The filter EBNF grammar is:

bool literal = "false" | "true";
identifier = ? /[A-Za-z_][A-Za-z0-9_]*/ ?;
favorite = "favorite";
aspect = "landscape" | "portrait" | "square";
collection set = "{", identifier, {identifier}, "}";
parenthesized expression = "(", expression, ")";
atom = bool literal | favorite | aspect | collection set | parenthesized expression;

unary = ["not"], atom;
and = unary, ["and", unary];
or = and, ["or", and];

expression = or;

In simple terms this means you can use the favorite (unused), landscape, portrait and square predicates to write a logical expression for filtering photos. You can use the (), not, and, and or operators to build your expression (listed in decreasing order of precedence). To filter by collection, use {<identifier 1> <identifier 2> ...}. A photo will only be picked if it belongs to one of the given collections. The true and false literals are also available.

Example: portrait and (favorite or not {phone_pics family_pics})

If you simply want to allow all photos use: true

Order options

  • SHUFFLE: Cycle through images in a random order. After all images have been displayed once, restart in a different random order.
  • CHRONOLOGICAL_DESCENDING and CHRONOLOGICAL_ASCENDING: Cycle through images in descending or ascending capture date.

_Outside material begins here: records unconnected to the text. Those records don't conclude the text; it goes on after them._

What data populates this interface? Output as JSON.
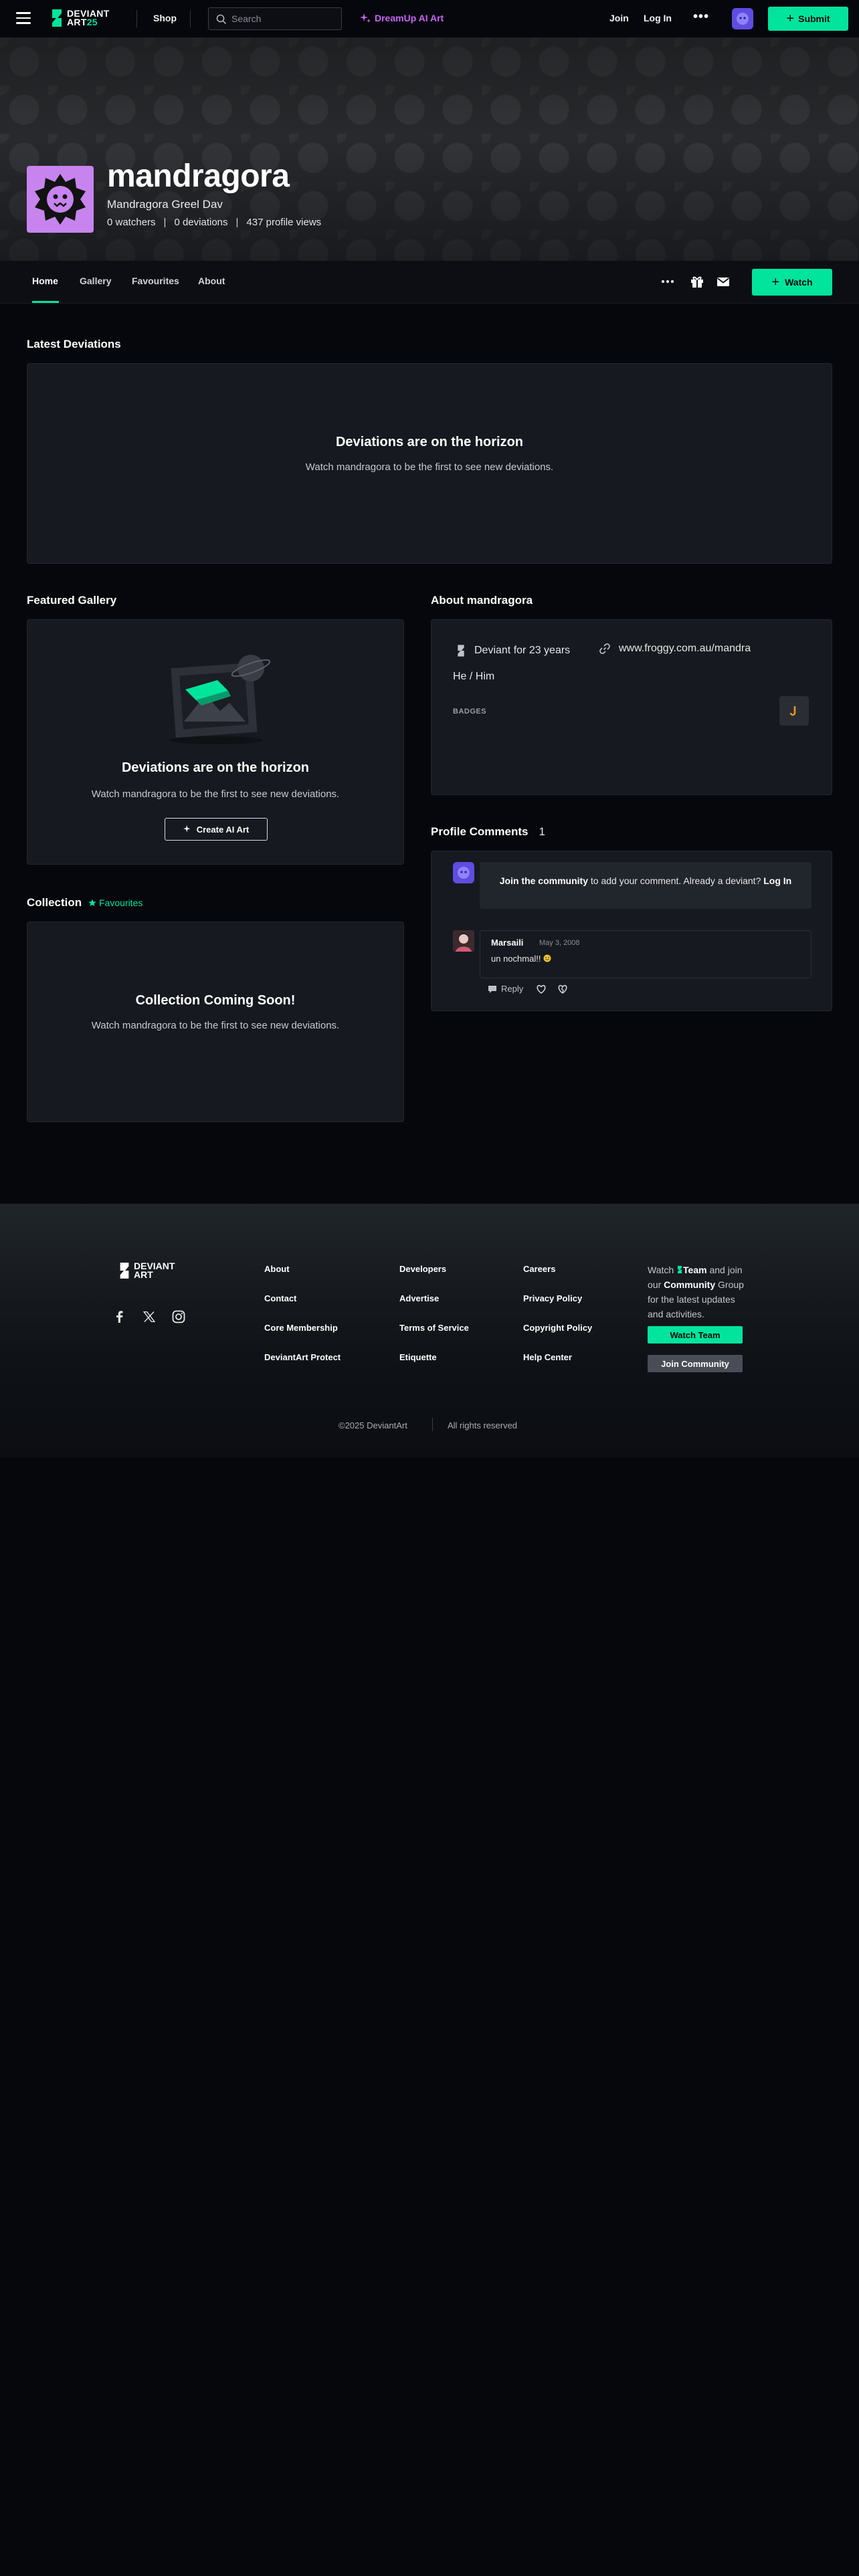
{
  "topbar": {
    "logo_line1": "DEVIANT",
    "logo_line2": "ART",
    "logo_year": "25",
    "shop": "Shop",
    "search_placeholder": "Search",
    "dreamup": "DreamUp AI Art",
    "join": "Join",
    "login": "Log In",
    "more": "•••",
    "submit": "Submit"
  },
  "profile": {
    "username": "mandragora",
    "tagline": "Mandragora Greel Dav",
    "stats": [
      "0 watchers",
      "0 deviations",
      "437 profile views"
    ]
  },
  "tabs": {
    "items": [
      "Home",
      "Gallery",
      "Favourites",
      "About"
    ],
    "watch": "Watch"
  },
  "latest": {
    "title": "Latest Deviations",
    "empty_title": "Deviations are on the horizon",
    "empty_sub": "Watch mandragora to be the first to see new deviations."
  },
  "featured": {
    "title": "Featured Gallery",
    "empty_title": "Deviations are on the horizon",
    "empty_sub": "Watch mandragora to be the first to see new deviations.",
    "button": "Create AI Art"
  },
  "collection": {
    "title": "Collection",
    "link": "Favourites",
    "empty_title": "Collection Coming Soon!",
    "empty_sub": "Watch mandragora to be the first to see new deviations."
  },
  "about": {
    "title": "About mandragora",
    "deviant_for": "Deviant for 23 years",
    "website": "www.froggy.com.au/mandra",
    "pronouns": "He / Him",
    "badges_label": "BADGES"
  },
  "comments": {
    "title": "Profile Comments",
    "count": "1",
    "join_link": "Join the community",
    "join_text": " to add your comment. Already a deviant? ",
    "login_link": "Log In",
    "items": [
      {
        "author": "Marsaili",
        "date": "May 3, 2008",
        "text": "un nochmal!!",
        "reply": "Reply"
      }
    ]
  },
  "footer": {
    "col1": [
      "About",
      "Contact",
      "Core Membership",
      "DeviantArt Protect"
    ],
    "col2": [
      "Developers",
      "Advertise",
      "Terms of Service",
      "Etiquette"
    ],
    "col3": [
      "Careers",
      "Privacy Policy",
      "Copyright Policy",
      "Help Center"
    ],
    "watch_text_1": "Watch ",
    "team": "Team",
    "watch_text_2": " and join our ",
    "community": "Community",
    "watch_text_3": " Group for the latest updates and activities.",
    "watch_team_btn": "Watch Team",
    "join_community_btn": "Join Community",
    "copyright": "©2025 DeviantArt",
    "rights": "All rights reserved"
  },
  "colors": {
    "accent": "#00e59b",
    "dreamup": "#c964f4",
    "avatar_bg": "#c784ef"
  }
}
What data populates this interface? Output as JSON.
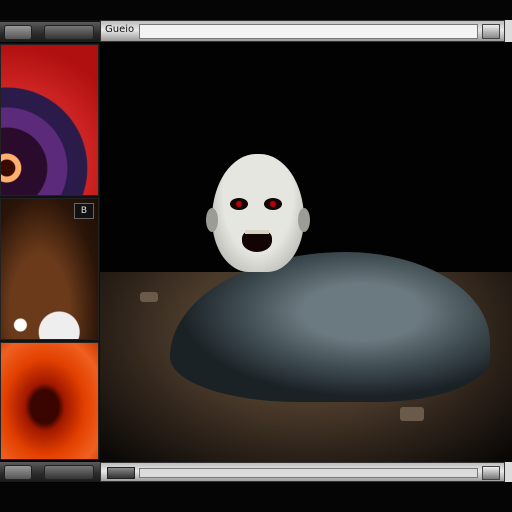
{
  "window": {
    "address_label": "Gueio"
  },
  "thumbnails": [
    {
      "name": "thumb-1",
      "label": ""
    },
    {
      "name": "thumb-2",
      "label": "B"
    },
    {
      "name": "thumb-3",
      "label": ""
    }
  ],
  "icons": {
    "top_nav": "chevron-right-icon",
    "bottom_nav": "chevron-right-icon"
  }
}
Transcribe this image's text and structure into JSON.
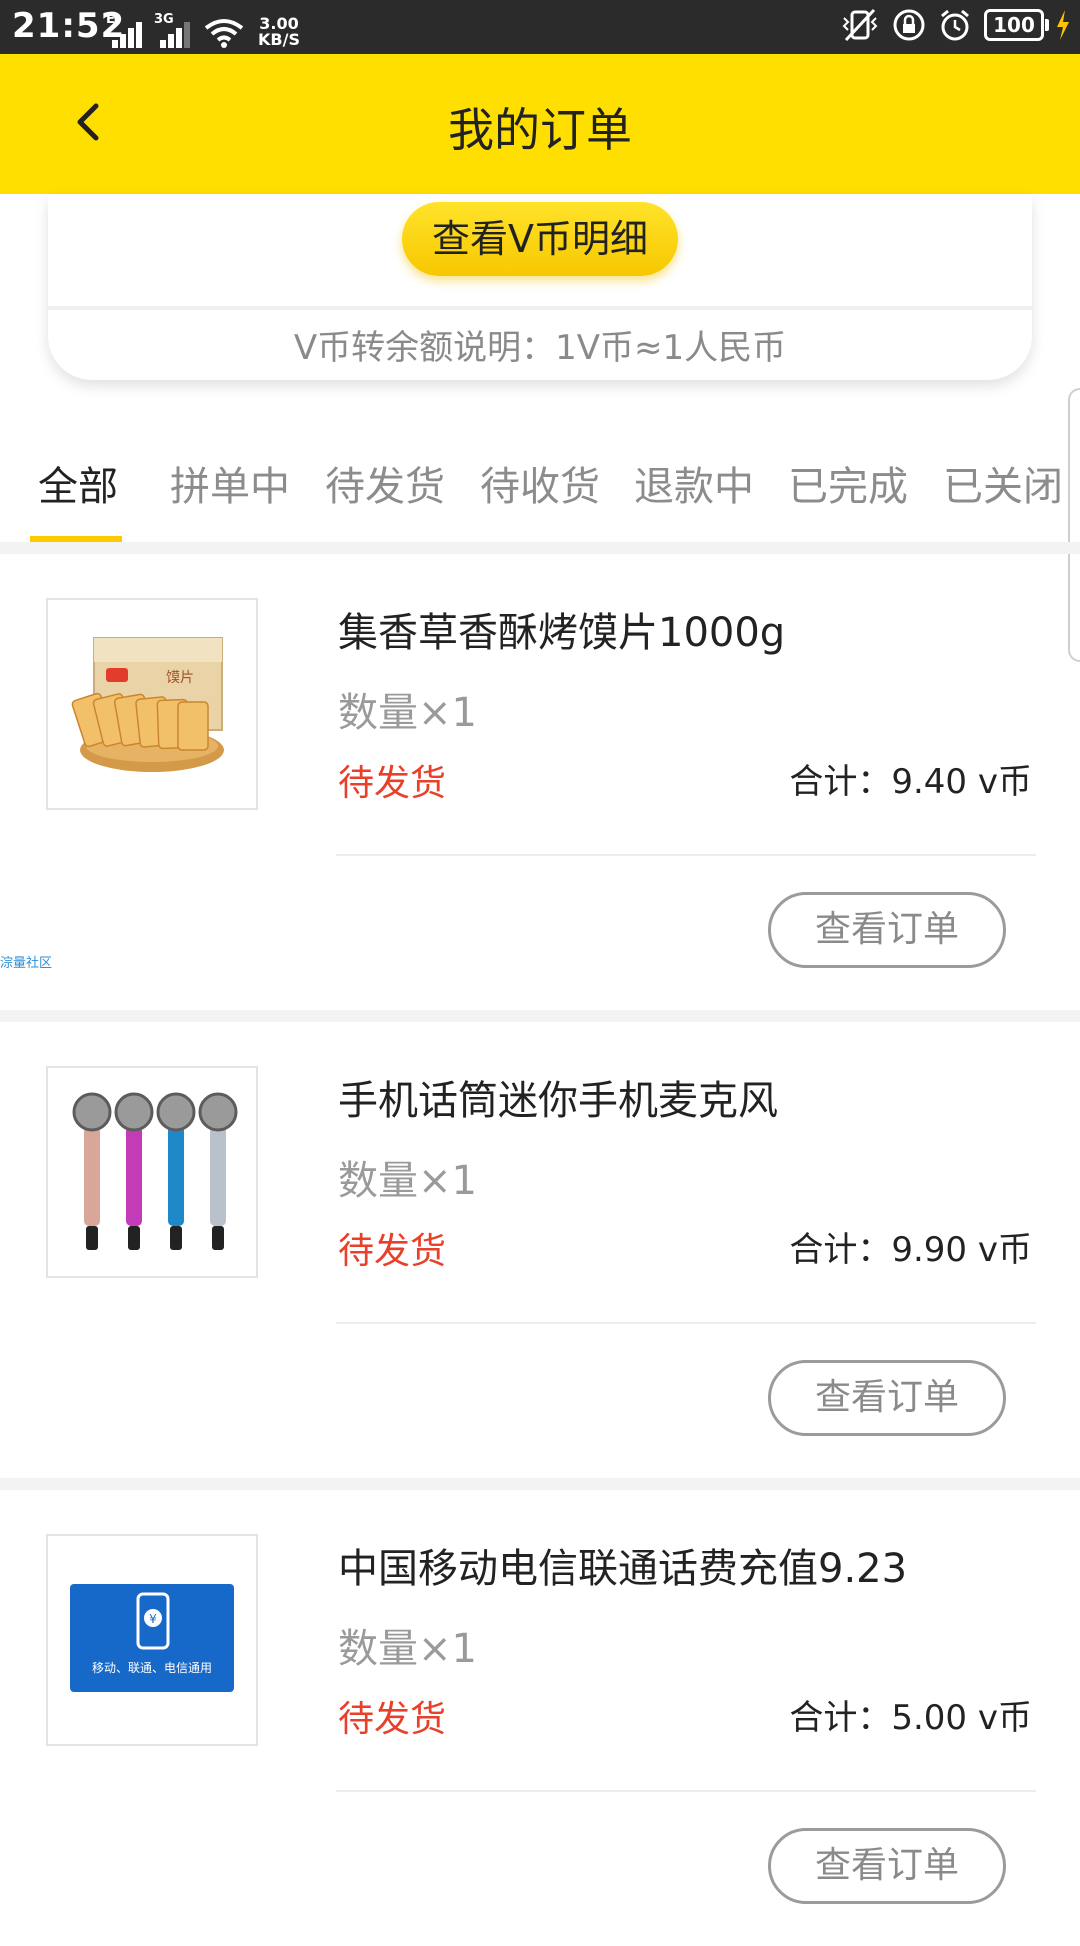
{
  "status_bar": {
    "time": "21:52",
    "network_tag_1": "E",
    "network_tag_2": "3G",
    "speed_value": "3.00",
    "speed_unit": "KB/S",
    "battery": "100"
  },
  "header": {
    "title": "我的订单",
    "back_icon": "chevron-left-icon"
  },
  "vcoin_card": {
    "button_label": "查看V币明细",
    "note": "V币转余额说明：1V币≈1人民币"
  },
  "tabs": [
    "全部",
    "拼单中",
    "待发货",
    "待收货",
    "退款中",
    "已完成",
    "已关闭"
  ],
  "active_tab": 0,
  "watermark": "淙量社区",
  "orders": [
    {
      "name": "集香草香酥烤馍片1000g",
      "qty": "数量×1",
      "status": "待发货",
      "total": "合计：9.40 v币",
      "button": "查看订单",
      "image": "bread-snack"
    },
    {
      "name": "手机话筒迷你手机麦克风",
      "qty": "数量×1",
      "status": "待发货",
      "total": "合计：9.90 v币",
      "button": "查看订单",
      "image": "microphones"
    },
    {
      "name": "中国移动电信联通话费充值9.23",
      "qty": "数量×1",
      "status": "待发货",
      "total": "合计：5.00 v币",
      "button": "查看订单",
      "image": "phone-recharge-card",
      "image_caption": "移动、联通、电信通用",
      "image_symbol": "¥"
    }
  ],
  "colors": {
    "header": "#ffdf00",
    "accent": "#ffc900",
    "status_red": "#e8402a"
  }
}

After all images have been displayed once, restart the cycle. Images without a capture date in their metadata are ignored.

Refresh

Immediately trigger a schedule by POSTing to /refresh a JSON object like so:

{
    "identifier": "<schedule identifier>",
    "delay": 0
}
  • identifier is a schedule identifier
  • delay a delay in seconds (float), is optional and defaults to 0

Cru

Cru is a native Python module for quickly loading image metadata, like resolution and tags. It also does some processing and pretty formatting for easier consumption.

Build

  • Follow the Encre build instructions first, that'll make sure you have everything installed
  • Run cmake --workflow --preset release

Running

The filesystem collection should automatically detect and import the module. If you see "Cru module not found" in the logs, check that the module can be indeed be loaded from <repo path>/cru/build/release by Python.